Where should efforts be focused to move the needle forward?

Even with de-escalation [approaches], other questions remain in the field. One is whether we need 1 year of anti-HER2 therapy. The phase 3 PERSEPHONE trial [NCT00712140] showed that 6 months was not inferior to 1 year [of anti-HER2 therapy]. However, many other trials have tested other durations of less than 1 year and have not found that it is the same. As such, [our decision is made on a] case-to-case [basis, where we need to decide whether] we would invoke this trial to give less trastuzumab [to a patient].

Another trial that has been very important is the phase 3 TRAIN-2 trial [NCT01996267]. This trial looked at the question: Are anthracyclines necessary in the treatment of [patients with] HER2-positive breast cancer? [In this trial,] patients received either chemotherapy with anti-HER2 therapy with an anthracycline-containing regimen, vs an anthracycline-free regimen.

[Results showed that the] DFS rates were similar [between the arms], although there were a few caveats. For example, the anthracyclines were given every 3 weeks [on the trial]; typically, we would give them every 2 weeks.
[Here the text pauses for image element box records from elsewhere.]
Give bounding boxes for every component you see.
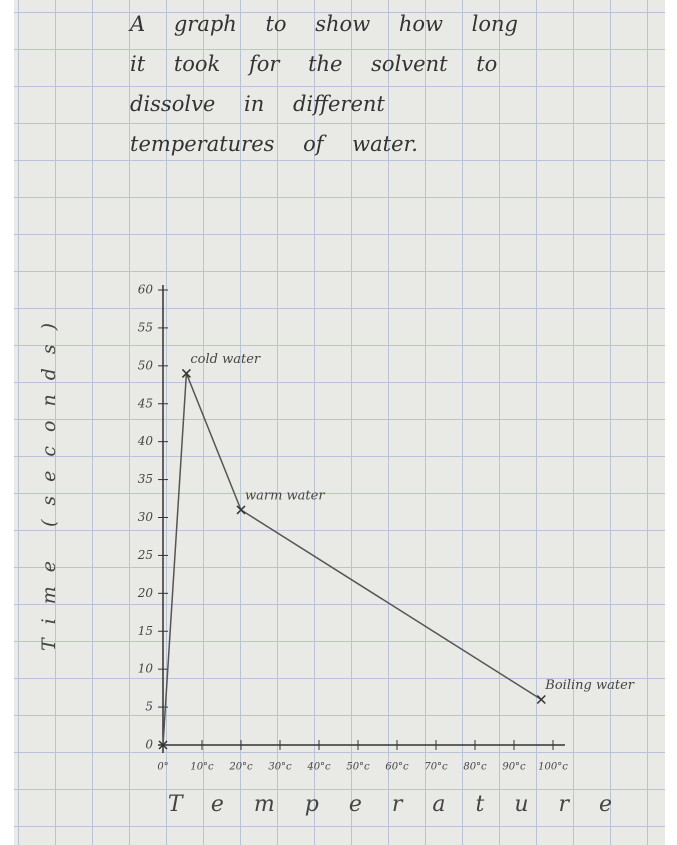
y-tick-label: 20 — [137, 586, 154, 600]
point-marker — [237, 506, 245, 514]
point-label: cold water — [190, 352, 261, 367]
y-tick-label: 60 — [138, 283, 154, 297]
point-marker — [537, 696, 545, 704]
chart: Time (seconds) Temperature 0 5 10 15 20 25 30 3… — [0, 0, 677, 845]
page: A graph to show how long it took for the… — [0, 0, 677, 845]
point-label: warm water — [245, 488, 325, 503]
y-axis-label: Time (seconds) — [38, 309, 60, 651]
x-tick-label: 60°c — [385, 762, 409, 773]
y-tick-label: 45 — [137, 396, 153, 410]
y-tick-label: 30 — [138, 510, 154, 524]
x-tick-label: 80°c — [463, 762, 487, 773]
y-tick-label: 55 — [138, 320, 153, 334]
x-tick-label: 50°c — [346, 762, 370, 773]
line — [163, 373, 541, 745]
x-tick-label: 90°c — [502, 762, 526, 773]
y-tick-label: 15 — [138, 624, 153, 638]
y-tick-label: 5 — [145, 700, 153, 714]
point-label: Boiling water — [544, 678, 634, 693]
x-tick-label: 40°c — [306, 762, 331, 773]
x-tick-label: 100°c — [538, 762, 568, 773]
y-tick-label: 25 — [137, 548, 153, 562]
x-tick-label: 20°c — [228, 762, 253, 773]
x-tick-label: 70°c — [424, 762, 448, 773]
x-tick-label: 0° — [157, 762, 168, 773]
y-tick-label: 40 — [137, 434, 154, 448]
y-tick-label: 10 — [138, 662, 154, 676]
y-tick-label: 50 — [138, 358, 154, 372]
x-tick-label: 10°c — [190, 762, 214, 773]
y-tick-label: 0 — [145, 738, 153, 752]
x-axis-label: Temperature — [168, 792, 642, 817]
y-tick-label: 35 — [138, 472, 153, 486]
x-tick-label: 30°c — [268, 762, 292, 773]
However, because no benefit [was demonstrated with] the addition of an anthracycline, this has changed the way that we treat HER2-positive breast cancers that might be a little bit larger, whether the tumor is larger or there is lymph-node involvement.

The predominant standard of care is a regimen called TCHP, which is 2 chemotherapy drugs, docetaxel and carboplatin, paired with trastuzumab and pertuzumab. Notably, [this regimen] does not contain the anthracycline doxorubicin. That trial was so practice changing that doxorubicin and cyclophosphamide followed by paclitaxel, trastuzumab, and pertuzumab is not a preferred regimen per National Comprehensive Cancer Network guidelines.

That shows how this has changed the therapeutic landscape for patients [in whom] we need to give a more standard, aggressive therapy—but not too aggressive. We can spare some from the AEs [that come with] anthracyclines, such as cardiotoxicity.